Regardless of what the statistics show, and regardless of whether
there was a rational basis for the legislature's enactment of
AS 28.15.183-184, the criminal prosecution against Esmailka for
under-age consumption of alcohol should and can proceed.  
          The judgement of the district court is REVERSED.  This
case is remanded to the district court for further proceedings on
the criminal complaint filed against Esmailka. 
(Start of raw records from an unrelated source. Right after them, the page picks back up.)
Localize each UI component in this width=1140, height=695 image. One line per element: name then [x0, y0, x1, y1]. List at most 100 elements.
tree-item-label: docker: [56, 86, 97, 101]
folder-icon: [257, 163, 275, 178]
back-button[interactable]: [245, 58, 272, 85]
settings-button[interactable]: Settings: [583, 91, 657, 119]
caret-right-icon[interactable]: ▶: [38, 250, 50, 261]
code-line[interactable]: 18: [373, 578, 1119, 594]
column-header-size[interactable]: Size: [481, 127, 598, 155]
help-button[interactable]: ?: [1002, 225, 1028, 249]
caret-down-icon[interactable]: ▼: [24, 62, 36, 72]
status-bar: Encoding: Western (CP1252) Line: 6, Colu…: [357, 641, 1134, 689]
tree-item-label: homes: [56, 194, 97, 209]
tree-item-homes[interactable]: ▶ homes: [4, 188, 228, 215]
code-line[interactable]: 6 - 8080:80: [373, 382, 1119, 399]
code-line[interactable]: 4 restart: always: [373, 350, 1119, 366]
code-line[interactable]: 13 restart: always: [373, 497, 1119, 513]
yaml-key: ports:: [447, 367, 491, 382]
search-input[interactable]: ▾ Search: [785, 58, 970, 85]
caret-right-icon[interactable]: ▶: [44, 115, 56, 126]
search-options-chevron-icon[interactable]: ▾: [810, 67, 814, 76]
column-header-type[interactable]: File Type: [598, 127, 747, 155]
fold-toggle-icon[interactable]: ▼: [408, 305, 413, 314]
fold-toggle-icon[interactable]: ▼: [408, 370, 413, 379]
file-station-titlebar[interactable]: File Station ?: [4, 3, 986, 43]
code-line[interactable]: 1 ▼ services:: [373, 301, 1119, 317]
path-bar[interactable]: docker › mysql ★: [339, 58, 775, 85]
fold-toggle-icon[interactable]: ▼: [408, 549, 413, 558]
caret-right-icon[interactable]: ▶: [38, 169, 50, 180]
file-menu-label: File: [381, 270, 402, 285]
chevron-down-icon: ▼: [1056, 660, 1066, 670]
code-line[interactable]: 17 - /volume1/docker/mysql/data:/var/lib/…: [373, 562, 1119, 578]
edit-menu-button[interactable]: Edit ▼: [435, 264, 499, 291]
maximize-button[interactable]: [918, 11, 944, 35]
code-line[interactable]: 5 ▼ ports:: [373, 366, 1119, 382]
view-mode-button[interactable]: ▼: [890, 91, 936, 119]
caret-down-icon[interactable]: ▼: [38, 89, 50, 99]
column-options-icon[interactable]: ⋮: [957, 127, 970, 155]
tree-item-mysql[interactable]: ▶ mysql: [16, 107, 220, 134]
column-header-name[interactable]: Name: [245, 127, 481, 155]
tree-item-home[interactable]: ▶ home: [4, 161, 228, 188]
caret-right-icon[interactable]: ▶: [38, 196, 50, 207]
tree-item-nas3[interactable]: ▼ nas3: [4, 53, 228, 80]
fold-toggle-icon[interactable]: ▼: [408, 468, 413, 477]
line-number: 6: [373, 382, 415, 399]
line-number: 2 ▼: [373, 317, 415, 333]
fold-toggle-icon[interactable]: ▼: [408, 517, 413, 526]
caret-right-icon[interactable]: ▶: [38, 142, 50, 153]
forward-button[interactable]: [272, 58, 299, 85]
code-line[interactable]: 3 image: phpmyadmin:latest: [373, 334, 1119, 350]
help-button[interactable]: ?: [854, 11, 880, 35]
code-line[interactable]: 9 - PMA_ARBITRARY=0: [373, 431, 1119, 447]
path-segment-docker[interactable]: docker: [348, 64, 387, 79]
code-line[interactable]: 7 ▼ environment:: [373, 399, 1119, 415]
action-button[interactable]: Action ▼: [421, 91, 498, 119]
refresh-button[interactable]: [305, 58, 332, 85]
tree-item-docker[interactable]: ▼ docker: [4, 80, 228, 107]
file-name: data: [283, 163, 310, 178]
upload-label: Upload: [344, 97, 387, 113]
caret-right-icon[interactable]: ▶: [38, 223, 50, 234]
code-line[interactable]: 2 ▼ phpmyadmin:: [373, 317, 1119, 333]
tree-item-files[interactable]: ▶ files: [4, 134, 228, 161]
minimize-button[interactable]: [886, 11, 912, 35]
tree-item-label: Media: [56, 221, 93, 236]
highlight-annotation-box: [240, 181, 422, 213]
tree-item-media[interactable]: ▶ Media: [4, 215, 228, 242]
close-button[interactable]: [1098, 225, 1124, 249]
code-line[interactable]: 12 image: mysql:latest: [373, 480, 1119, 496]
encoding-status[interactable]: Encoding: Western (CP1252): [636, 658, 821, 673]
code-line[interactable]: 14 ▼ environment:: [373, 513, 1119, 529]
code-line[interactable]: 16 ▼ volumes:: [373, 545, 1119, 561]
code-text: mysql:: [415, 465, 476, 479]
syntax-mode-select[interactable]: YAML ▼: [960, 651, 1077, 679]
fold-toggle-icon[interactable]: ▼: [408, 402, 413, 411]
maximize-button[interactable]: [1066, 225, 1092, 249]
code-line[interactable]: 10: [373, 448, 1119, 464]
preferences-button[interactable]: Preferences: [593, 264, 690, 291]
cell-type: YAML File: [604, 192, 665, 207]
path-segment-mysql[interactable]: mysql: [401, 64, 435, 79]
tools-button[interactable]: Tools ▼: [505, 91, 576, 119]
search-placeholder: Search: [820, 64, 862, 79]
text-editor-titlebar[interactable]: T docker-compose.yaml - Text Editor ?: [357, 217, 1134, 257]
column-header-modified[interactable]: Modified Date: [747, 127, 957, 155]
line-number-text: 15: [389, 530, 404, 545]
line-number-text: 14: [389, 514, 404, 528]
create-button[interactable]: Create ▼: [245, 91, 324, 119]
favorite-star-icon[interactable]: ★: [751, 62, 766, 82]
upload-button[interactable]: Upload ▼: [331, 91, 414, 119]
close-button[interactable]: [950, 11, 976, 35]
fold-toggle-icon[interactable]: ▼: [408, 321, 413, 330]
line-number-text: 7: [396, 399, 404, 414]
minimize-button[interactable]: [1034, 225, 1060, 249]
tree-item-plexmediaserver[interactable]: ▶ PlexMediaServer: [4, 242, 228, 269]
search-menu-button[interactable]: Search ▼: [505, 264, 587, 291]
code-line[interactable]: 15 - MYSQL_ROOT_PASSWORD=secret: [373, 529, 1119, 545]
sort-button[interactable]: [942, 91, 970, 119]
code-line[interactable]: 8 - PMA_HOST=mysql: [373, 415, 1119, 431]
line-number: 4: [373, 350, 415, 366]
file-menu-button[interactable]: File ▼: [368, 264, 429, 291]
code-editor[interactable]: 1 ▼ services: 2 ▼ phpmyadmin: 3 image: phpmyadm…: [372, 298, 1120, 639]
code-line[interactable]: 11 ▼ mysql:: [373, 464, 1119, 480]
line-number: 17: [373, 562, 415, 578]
                            FOOTNOTES


Footnote 1:

     AS 4.16.050. 


Footnote 2:

     AS 28.15.183-184. 


Footnote 3:

     United States Constitution, Fifth and Fourteenth Amendments;
Alaska Constitution, Article I, Section 9. 


Footnote 4:

     490 U.S. 435, 109 S.Ct. 1892, 104 L.Ed.2d 487 (1989).


Footnote 5:

     490 U.S. at 448-49, 109 S.Ct. at 1901-02. 


Footnote 6:

     900 P.2d 744 (Alaska App. 1995). 


Footnote 7:

     900 P.2d at 757. 


Footnote 8:

     941 P.2d 906 (Alaska App. 1997). 



Footnote 9:

     Rexford, 941 P.2d at 907. 


Footnote 10:

     Id.


Footnote 11:

     Id.


Footnote 12:

     ___ U.S. ___, 118 S.Ct. 488 (1997). 


Footnote 13:

     118 S.Ct. at 494.


Footnote 14:

     Id.


Footnote 15:

     448 U.S. 242, 248-49; 100 S.Ct. 2636, 2641-42; 65 L.Ed.2d 742
(1980). 


Footnote 16:

     See Hudson, 118 S.Ct. at 495-96.


Footnote 17:

     927 P.2d 335, 337 n.2 (Alaska App. 1996).